I’m also beginning to dip my toes into more narrative work so it’ll be fun to see where that leads.

Has it been a smooth road?
Not by any means! Having a job I didn’t want to be at whilst spending every other minute trying to develop my own career and style was exhausting. On top of that, the move to freelance was equally if not more stressful because I had no idea when or where my next check was coming from.

There were weeks where I’d have like $8 in my bank account and a maxed out credit card. Literally scrounging for quarters in my room so I could grab Del Taco. And that wasn’t even that long ago, and I’m aware enough to know that could happen again any second.

It’s enough to make me seriously doubt the path I’ve chosen. And now I’m in a different boat where I’m consistently working but sometimes don’t know when to stop; it’s addicting. And I don’t want to be scrounging around for quarters again anytime soon.

Physically my job is pretty exhausting; I’m constantly running around trying to find the *perfect* thing while juggling other projects and appeasing directors, clients, artists, leading a team, etc. But in the end, I love it, so it’s all worth the hassle.

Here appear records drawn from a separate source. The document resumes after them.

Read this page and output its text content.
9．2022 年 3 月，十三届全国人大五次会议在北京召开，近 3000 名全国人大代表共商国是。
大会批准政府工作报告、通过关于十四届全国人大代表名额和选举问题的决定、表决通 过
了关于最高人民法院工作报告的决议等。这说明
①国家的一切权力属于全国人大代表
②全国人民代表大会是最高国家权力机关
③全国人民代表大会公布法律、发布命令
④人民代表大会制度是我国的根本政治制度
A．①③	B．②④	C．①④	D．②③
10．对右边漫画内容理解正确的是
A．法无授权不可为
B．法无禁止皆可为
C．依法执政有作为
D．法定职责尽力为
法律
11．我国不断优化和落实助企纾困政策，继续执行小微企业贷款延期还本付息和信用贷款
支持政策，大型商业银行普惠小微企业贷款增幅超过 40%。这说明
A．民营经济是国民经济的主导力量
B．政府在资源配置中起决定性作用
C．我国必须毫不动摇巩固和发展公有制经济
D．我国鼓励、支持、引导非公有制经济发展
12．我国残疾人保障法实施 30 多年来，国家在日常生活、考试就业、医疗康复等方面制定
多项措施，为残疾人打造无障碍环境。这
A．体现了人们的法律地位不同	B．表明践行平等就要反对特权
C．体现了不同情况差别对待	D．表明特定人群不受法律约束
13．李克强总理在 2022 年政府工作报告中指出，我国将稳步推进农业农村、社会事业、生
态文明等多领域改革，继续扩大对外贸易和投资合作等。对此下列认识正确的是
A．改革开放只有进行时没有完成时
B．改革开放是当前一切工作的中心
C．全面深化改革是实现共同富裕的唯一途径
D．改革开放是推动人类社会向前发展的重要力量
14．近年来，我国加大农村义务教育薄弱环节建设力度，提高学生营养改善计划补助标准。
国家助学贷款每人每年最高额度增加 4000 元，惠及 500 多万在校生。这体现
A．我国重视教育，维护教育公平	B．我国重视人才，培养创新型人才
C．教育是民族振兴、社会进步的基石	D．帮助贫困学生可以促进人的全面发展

We’d love to hear more about what you do.
Well, I’m a production designer and art director, I work for myself and get most jobs just from references and recommendations and friends which I’m very grateful for. However, I take the most pride in creating images that are visually striking and seem fresh in some way.

I think the Kim Petras “I Don’t Want it at All” video directed by Charlotte Rutherford and the recent 88rising “Head in the Clouds” directed by Christine Yuan are the videos where I’ve been able to really push myself visually. Both of those directors are so wonderful though and were ideal collaborators for creating some exciting stuff.

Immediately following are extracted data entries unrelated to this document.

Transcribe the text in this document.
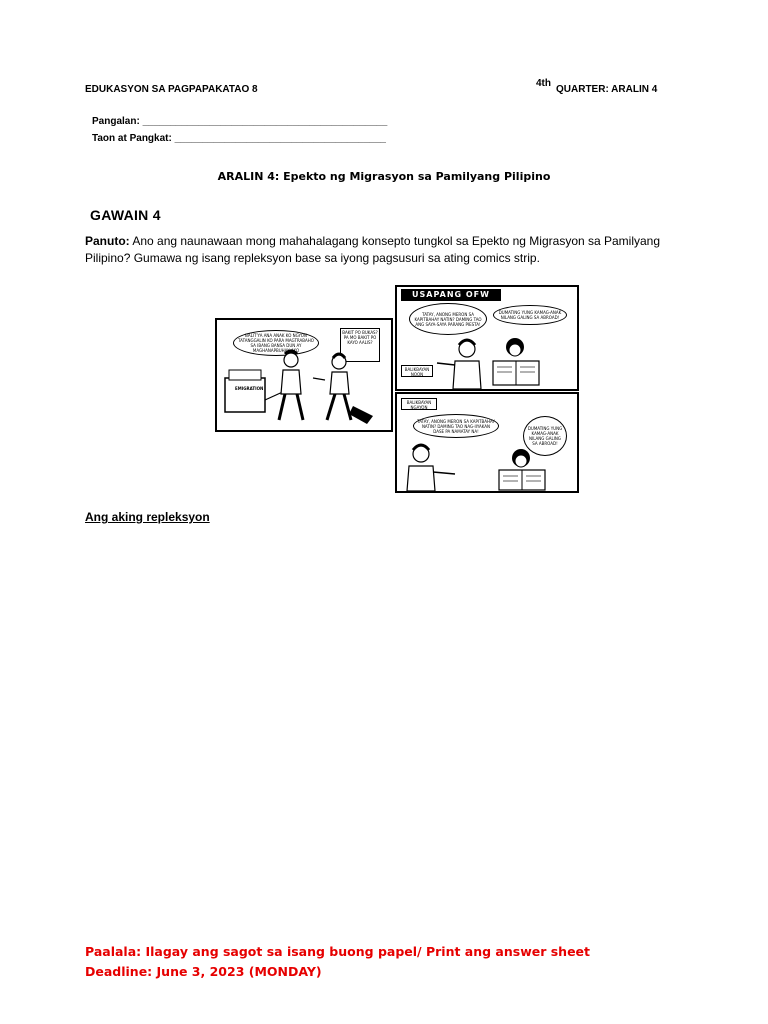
EDUKASYON SA PAGPAPAKATAO 8
4th
QUARTER: ARALIN 4
Pangalan: ____________________________________________
Taon at Pangkat: ______________________________________
ARALIN 4: Epekto ng Migrasyon sa Pamilyang Pilipino
GAWAIN 4
Panuto: Ano ang naunawaan mong mahahalagang konsepto tungkol sa Epekto ng Migrasyon sa Pamilyang Pilipino? Gumawa ng isang repleksyon base sa iyong pagsusuri sa ating comics strip.
BALIT'YA ANA ANAK KO NGYON TATANGGALIN KO PARA MAGTRABAHO SA IBANG BANSA DUN AY MAGHANAPBUHAY AKO
BAKIT PO BUKAS? PA MO BAKIT PO KAYO AALIS?
EMIGRATION
USAPANG OFW
TATAY, ANONG MERON SA KAPITBAHAY NATIN? DAMING TAO ANG SAYA-SAYA PARANG PIESTA!
DUMATING YUNG KAMAG-ANAK NILANG GALING SA ABROAD!
BALIKBAYAN NOON
BALIKBAYAN NGAYON
TATAY, ANONG MERON SA KAPITBAHAY NATIN? DAMING TAO NAG-IIYAKAN DASE PA NAMATAY NA!	DUMATING YUNG KAMAG-ANAK NILANG GALING SA ABROAD!
Ang aking repleksyon
Paalala: Ilagay ang sagot sa isang buong papel/ Print ang answer sheet
Deadline: June 3, 2023 (MONDAY)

I adore playing with color and texture, and I think what might set me apart from others is a desire to push things to a level visually that others aren’t willing to or are afraid to do. I make bold choices and tend to stick to them if the director allows.

I think a lot of people are afraid of color though, or afraid of things looking kitschy or busy or whatever. I try to lean into that and try and take things to a level where people become instantly engaged in an image. That’s always what appeals to me, so that’s what I aspire to do.

Let’s touch on your thoughts about our city – what do you like the most and least?
Los Angeles is genuinely weird in a way that’s unique to this city. It’s so sprawled, it’s built on Hollywood, it has such diverse and amazing communities within it. It’s extremely textured, full of oddities and holes in the walls, and it’s all surrounded by the ocean and these vast mountains. It’s all at once ugly and picturesque.

There are moments where the sky is pink, and the hills are blue, and there’s a neon sign glowing in the distance, and I’m eating a burger – that’s when I’m most in love with this city. It comes with a lot of issues though.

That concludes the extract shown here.